Beer prices to go up, but Alberta brewers to get access to grants

Ken Beattie, executive director of the B.C. Craft Brewers Guild: "You’re putting a wall around free trade in our opinion."

B.C’s craft breweries aren’t feeling the love from our provincial neighbours to the east.

The Alberta Gaming and Licensing Commission announced it is bringing in an increased markup of $1.25 per litre on beer (other alcohols are excluded), effective August 5. However, there are also pending subsidies or grants to be announced in the coming weeks exclusive to Alberta-based breweries, according to Alberta’s Ministry of Finance.
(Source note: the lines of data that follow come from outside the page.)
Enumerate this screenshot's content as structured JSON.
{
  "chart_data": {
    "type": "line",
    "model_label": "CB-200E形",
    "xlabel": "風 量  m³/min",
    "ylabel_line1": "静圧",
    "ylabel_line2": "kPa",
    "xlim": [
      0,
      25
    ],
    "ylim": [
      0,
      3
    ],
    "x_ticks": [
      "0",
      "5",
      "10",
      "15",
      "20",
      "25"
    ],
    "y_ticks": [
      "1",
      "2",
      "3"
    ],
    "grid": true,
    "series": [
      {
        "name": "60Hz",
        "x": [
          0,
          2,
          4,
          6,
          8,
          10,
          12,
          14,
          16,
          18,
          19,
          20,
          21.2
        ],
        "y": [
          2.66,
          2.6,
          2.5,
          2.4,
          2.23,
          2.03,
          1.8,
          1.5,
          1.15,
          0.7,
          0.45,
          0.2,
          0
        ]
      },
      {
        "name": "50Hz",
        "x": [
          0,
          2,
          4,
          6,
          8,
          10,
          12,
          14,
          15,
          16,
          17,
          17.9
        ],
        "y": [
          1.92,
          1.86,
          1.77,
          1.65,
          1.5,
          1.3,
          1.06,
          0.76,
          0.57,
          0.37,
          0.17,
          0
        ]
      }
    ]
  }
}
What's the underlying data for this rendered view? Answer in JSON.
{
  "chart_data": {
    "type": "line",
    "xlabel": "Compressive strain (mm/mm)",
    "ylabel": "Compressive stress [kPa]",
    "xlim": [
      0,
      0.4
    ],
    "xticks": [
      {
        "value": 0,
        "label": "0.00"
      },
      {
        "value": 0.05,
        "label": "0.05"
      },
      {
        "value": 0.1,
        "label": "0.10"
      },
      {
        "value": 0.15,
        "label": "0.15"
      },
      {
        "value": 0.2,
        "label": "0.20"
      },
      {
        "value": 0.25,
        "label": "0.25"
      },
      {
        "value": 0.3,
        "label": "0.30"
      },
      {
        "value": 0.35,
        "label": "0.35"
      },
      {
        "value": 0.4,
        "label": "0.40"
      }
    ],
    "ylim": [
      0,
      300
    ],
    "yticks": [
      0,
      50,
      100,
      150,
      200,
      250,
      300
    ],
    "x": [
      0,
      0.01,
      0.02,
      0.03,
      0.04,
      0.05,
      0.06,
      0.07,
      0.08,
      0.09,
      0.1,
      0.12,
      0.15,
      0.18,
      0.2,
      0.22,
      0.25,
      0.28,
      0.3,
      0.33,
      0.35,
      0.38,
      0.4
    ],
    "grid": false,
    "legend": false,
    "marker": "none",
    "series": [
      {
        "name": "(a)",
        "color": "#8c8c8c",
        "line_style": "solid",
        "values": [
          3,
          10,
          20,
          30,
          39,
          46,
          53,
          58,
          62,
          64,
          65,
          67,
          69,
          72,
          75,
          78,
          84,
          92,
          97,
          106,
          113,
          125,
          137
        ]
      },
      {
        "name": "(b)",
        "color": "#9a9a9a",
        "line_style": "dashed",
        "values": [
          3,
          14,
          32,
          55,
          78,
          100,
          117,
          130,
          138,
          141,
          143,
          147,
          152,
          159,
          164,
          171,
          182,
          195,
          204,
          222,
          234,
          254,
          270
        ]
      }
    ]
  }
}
Ken Beattie, the executive director of the B.C. Craft Brewers Guild, said the hometown grants could be described as both narrow-minded and short-sighted.

“I think it would be both of those things. The challenge is that when you base something on where the beer is produced versus what the size of the production level is, you’re putting a wall around free trade in our opinion,” said Beattie.

The changes bring more uniformity to beer sales, says Leah Holoiday, spokesperson for Alberta's Ministry of Finance.

"The recent change to the beer markup will bring consistency to all beer products sold on Alberta shelves, regardless of size or region of brewery. With a unique liquor retail model, Albertans will continue to enjoy competitive retail prices and access to more than 20,000 liquor products from around the world,"  Holoiday said in an email response to BIV.

Beattie said his association had no consultation with the government or any Alberta brewery counterparts concerning these measures, which included a gradual markup in its provincial budget last October based on production starting at 10 cents a litre. The gradual markup plan applied to the New West Partnership region, comprising Alberta, B.C. and Saskatchewan.

Beattie said this further markup hurts everyone in the long run.

“The consumer in Alberta should be outraged if you’re a craft beer consumer because your price just went up almost $2 dollars a six pack for your craft beer ... and your keg price went from $205 to $262. So the consumer is going to be hurt, the hospitality sector is going to be hurt, because they’re going to have to raise their prices and everybody is going to have to be drinking foreign owned domestic lagers.”

Gary Lohin, the brewmaster for Central City Brewers + Distillers echoed Beattie’s sentiment:  the announcement was unexpected and unfortunate.

“Consumers will be forced to pay more for their beer as liquor stores will have to pass on the price increase to them, which is not something that will help the industry as a whole. We do a lot of business in Alberta and offer many of our award-winning beer to consumers so we will be watching the situation closely.”